We went to the paddock. Oh yes, we had one; we had everything a race track should have except, as Ned said, grandstands and stalls for beer and whiskey; we had everything else that any track had, but we had democracy too: the judges were the night telegraph operator at the depot and Mr McDiarmid, who ran the depot eating room, who, the legend went, could slice a ham so thin that his entire family had made a summer trip to Chicago on the profits from one of them; our steward and marshal was a dog trainer who shot quail for the market and was now out on bond for his part in (participation in or maybe just his presence at) a homicide which had occurred last winter at a neighboring whiskey still; did I hot tell you this was free and elective will,and choice and private enterprise at its purest? And there were Boon and Sam waiting for us. "I cant find him," Boon said. "Aint you seen him?"

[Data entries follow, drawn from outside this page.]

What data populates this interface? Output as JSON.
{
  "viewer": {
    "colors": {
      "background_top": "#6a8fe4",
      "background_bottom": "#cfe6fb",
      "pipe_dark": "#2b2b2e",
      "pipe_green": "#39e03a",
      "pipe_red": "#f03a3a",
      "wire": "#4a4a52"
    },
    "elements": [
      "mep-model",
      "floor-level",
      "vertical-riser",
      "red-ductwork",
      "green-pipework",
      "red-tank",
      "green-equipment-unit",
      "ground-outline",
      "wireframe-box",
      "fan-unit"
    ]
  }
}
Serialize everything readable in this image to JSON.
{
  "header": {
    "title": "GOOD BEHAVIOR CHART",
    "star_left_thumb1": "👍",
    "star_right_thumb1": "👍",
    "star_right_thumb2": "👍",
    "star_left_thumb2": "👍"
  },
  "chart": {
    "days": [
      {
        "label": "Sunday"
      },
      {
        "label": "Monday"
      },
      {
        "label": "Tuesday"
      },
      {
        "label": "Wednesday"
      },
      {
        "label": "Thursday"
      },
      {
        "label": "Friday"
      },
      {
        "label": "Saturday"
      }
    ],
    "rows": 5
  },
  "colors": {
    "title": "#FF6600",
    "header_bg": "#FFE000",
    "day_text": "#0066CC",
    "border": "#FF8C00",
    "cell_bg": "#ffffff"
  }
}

"Seen who?" Ned said. "Jump down," he told me. The other horse was there too, still nervous, still looking what I would have called bad but that Lycurgus said Ned said was afraid. "Now, what did this horse—"

"That damn boy!" Boon said. "You said this morning he would be out here."

"Maybe he's behind something," Ned said. He came back to me. "What did this horse learn you yesterday? You was on a twice-around track that time too. What did he learn you? Think." I thought hard. But there still wasn't anything.